Methods We conducted an environmental scan of English language literature on fairness from 1960-July 31, 2021. Electronic databases Medline, PubMed and Google Scholar were searched, supplemented by additional hand searches. Data from 213 selected publications were analysed using rapid framework analysis. Search and analysis were completed in two rounds: to explore previously identified issues (a priori), as well as those emerging from the analysis (de novo).

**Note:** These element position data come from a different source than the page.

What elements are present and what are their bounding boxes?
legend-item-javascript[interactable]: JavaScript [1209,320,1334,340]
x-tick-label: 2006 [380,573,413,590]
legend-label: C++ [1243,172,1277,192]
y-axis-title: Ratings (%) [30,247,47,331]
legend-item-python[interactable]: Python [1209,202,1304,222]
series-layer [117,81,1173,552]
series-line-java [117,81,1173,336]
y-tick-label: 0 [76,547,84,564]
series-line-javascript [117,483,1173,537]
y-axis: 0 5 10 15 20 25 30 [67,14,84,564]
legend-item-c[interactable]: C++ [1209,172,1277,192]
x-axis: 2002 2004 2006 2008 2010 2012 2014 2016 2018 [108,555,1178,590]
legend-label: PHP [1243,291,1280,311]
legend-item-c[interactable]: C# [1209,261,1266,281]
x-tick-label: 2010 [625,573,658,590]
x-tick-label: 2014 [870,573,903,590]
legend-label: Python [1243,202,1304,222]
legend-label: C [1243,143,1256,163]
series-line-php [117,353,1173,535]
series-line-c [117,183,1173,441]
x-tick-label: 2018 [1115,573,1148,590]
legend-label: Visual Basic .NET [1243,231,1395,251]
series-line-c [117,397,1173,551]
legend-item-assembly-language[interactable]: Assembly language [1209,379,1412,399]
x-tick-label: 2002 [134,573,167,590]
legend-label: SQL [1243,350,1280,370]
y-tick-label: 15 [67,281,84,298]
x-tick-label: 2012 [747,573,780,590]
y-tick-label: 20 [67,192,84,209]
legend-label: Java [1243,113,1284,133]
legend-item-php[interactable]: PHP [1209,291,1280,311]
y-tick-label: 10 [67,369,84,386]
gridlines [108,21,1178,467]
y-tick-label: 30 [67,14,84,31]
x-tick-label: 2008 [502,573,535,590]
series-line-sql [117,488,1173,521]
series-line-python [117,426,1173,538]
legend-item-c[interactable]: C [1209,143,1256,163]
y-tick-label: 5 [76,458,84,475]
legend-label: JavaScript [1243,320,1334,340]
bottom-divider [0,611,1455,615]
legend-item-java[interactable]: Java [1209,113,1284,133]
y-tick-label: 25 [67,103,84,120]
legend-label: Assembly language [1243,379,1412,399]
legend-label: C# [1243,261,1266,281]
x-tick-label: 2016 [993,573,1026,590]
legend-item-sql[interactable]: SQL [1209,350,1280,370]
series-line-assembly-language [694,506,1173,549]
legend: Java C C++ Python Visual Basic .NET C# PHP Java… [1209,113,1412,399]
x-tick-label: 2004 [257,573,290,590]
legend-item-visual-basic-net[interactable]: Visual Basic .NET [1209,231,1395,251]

Results Our synthesis identified ‘Three Pillars for Fairness’: transparency, impartiality and inclusion. We draw on these insights to propose a multidimensional conceptual framework to guide empirical research on the operationalisation of fairness in healthcare.
Discussion We apply the conceptual framework generated by our synthesis to risk assessment in psychiatry as a case study. We argue that any claim to fairness must reflect critical assessment and ongoing social and political deliberation around these three pillars with a range of stakeholders, including patients.
Conclusion We conclude by outlining areas for further research that would bolster ongoing commitments to fairness and health equity in healthcare.
- artificial intelligence
- machine learning
- health equity
- health services research
- patient-centered care
Data availability statement
All data relevant to the study are included in the article or uploaded as online supplemental information.
This is an open access article distributed in accordance with the Creative Commons Attribution Non Commercial (CC BY-NC 4.0) license, which permits others to distribute, remix, adapt, build upon this work non-commercially, and license their derivative works on different terms, provided the original work is properly cited, appropriate credit is given, any changes made indicated, and the use is non-commercial. See: http://creativecommons.org/licenses/by-nc/4.0/.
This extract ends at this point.